Contrary to predictions, the most distant object known in the solar system doesn’t appear to have a moon. According to Hubble Space Telescope images released last week, the remote body dubbed Sedna roams the solar system’s edge without a partner, making its origin and evolution especially puzzling.

ON THE FRINGE. Artist’s depiction of Sedna’s surface, reflecting the faint light of the sun. A. Schaller/NASA, ESA
Sedna as seen by the Hubble Space Telescope on March 16. A. Schaller/NASA, ESA

When Michael E. Brown of the California Institute of Technology in Pasadena and his colleagues announced the discovery of Sedna on March 15 (SN: 3/20/04, p. 179: Planetoid on the Fringe: Solar system record breaker), they were convinced that the so-called planetoid, some 13 billion kilometers from the sun, must have an unseen moon. The researchers based their assumption on observations suggesting that Sedna rotates unusually slowly—just once every 20 days. Most bodies in the solar system rotate every 10 hours or so.

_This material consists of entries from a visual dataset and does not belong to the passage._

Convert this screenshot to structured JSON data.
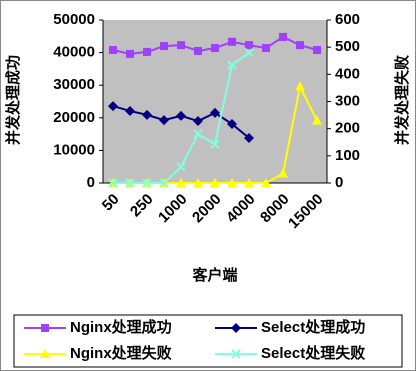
{
  "chart_data": {
    "type": "line",
    "x_label": "客户端",
    "y_label": "并发处理成功",
    "y2_label": "并发处理失败",
    "categories": [
      "50",
      null,
      "250",
      null,
      "1000",
      null,
      "2000",
      null,
      "4000",
      null,
      "8000",
      null,
      "15000"
    ],
    "ylim": [
      0,
      50000
    ],
    "yticks": [
      0,
      10000,
      20000,
      30000,
      40000,
      50000
    ],
    "y2lim": [
      0,
      600
    ],
    "y2ticks": [
      0,
      100,
      200,
      300,
      400,
      500,
      600
    ],
    "plot_background": "#c0c0c0",
    "series": [
      {
        "name": "Nginx处理成功",
        "color": "#a040ff",
        "marker": "square",
        "values": [
          40800,
          39600,
          40200,
          42000,
          42300,
          40500,
          41400,
          43300,
          42300,
          41400,
          44800,
          42300,
          40800
        ]
      },
      {
        "name": "Select处理成功",
        "color": "#000080",
        "marker": "diamond",
        "values": [
          23600,
          22100,
          20900,
          19300,
          20600,
          19000,
          21500,
          18100,
          13800,
          null,
          null,
          null,
          null
        ]
      },
      {
        "name": "Nginx处理失败",
        "color": "#ffff00",
        "marker": "triangle",
        "axis": "y2",
        "values": [
          0,
          0,
          0,
          0,
          0,
          0,
          0,
          0,
          0,
          0,
          35,
          355,
          230
        ]
      },
      {
        "name": "Select处理失败",
        "color": "#80ffe0",
        "marker": "x",
        "axis": "y2",
        "values": [
          0,
          0,
          0,
          0,
          59,
          180,
          143,
          434,
          480,
          null,
          null,
          null,
          null
        ]
      }
    ]
  }
}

The leisurely rotation can best be accounted for by the gravitational tug of a companion, Brown says. “There is no other good scientific explanation for why something would rotate as slowly as 20 days,” he argued during a press briefing on April 14.

However, he announced that 35 images that his team took with Hubble’s Advanced Camera for Surveys show no evidence of a moon.

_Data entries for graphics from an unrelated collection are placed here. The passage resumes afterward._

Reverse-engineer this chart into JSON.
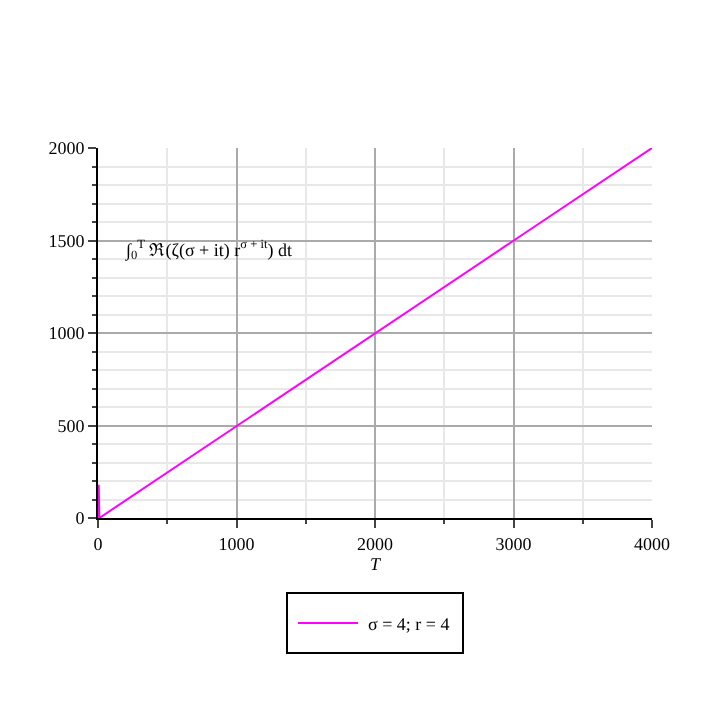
{
  "chart_data": {
    "type": "line",
    "xlabel": "T",
    "ylabel": "∫$_{0}$$^{T}$ ℜ(ζ(σ + it) r$^{σ + it}$) dt",
    "series": [
      {
        "name": "σ = 4; r = 4",
        "color": "#ff00ff",
        "x": [
          0,
          5,
          10,
          4000
        ],
        "values": [
          0,
          180,
          0,
          2000
        ]
      }
    ],
    "xlim": [
      0,
      4000
    ],
    "xticks": [
      0,
      1000,
      2000,
      3000,
      4000
    ],
    "ylim": [
      0,
      2000
    ],
    "yticks": [
      0,
      500,
      1000,
      1500,
      2000
    ],
    "grid": true,
    "legend": "bottom",
    "marker": "none",
    "line_style": "solid"
  }
}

It’s possible, although not likely, that a moon might have been hiding behind Sedna or was passing directly in front of it, so that it wouldn’t have been apparent during the Hubble observations, says study collaborator David Rabinowitz of Yale University in New Haven, Conn.

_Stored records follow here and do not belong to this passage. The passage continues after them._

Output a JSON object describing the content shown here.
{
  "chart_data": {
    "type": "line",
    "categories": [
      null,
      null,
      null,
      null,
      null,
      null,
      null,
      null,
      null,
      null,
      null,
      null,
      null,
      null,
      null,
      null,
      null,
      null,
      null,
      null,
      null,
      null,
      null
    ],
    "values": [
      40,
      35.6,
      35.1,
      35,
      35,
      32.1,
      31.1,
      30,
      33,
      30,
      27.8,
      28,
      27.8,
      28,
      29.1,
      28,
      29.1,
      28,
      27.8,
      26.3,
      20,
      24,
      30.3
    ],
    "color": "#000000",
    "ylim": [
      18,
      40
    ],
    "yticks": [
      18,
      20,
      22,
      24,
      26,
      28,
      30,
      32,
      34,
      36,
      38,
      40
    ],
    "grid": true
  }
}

Alternatively, a moon might be too faint for Hubble to have detected it.

Although the Hubble images were taken in blue light to record the sharpest possible pictures, Sedna still appears blurred. But the new images do reveal that Sedna’s diameter is no bigger than three-quarters of that of Pluto. Brown says that now he’d like to schedule Hubble to take images at redder wavelengths, where a moon might appear brighter.

Scott Tremaine of Princeton University says that one of the most likely explanations is that a moon that’s since vanished slowed Sedna. Another planetoid passing close by might have yanked the moon from Sedna’s gravitational grasp. Planetary scientist Alan W. Harris of the Space Science Institute in La Canada, Calif., had previously suggested a similar scenario for slowly rotating members of the asteroid belt, a reservoir of rocky bodies between the orbits of Mars and Jupiter.

Another possibility is that Sedna’s moon was smashed to bits by a collision with another object at the solar system’s fringes, Brown adds.

A more mundane explanation for the lack of a moon is that Sedna rotates more quickly than astronomers have considered. The team observed Sedna about once every 24 hours, so a rotation of slightly more than once around in that time would appear the same as the small amount of rotation reported. However Rabinowitz says, “It would require the unusual coincidence that Sedna’s rotation period would have to be unusually close to the Earth’s rotation period.”

Sedna is now too close to the sun for a good view from Earth, but next fall Brown’s team plans to monitor the body for a full night to pin down its rotation speed.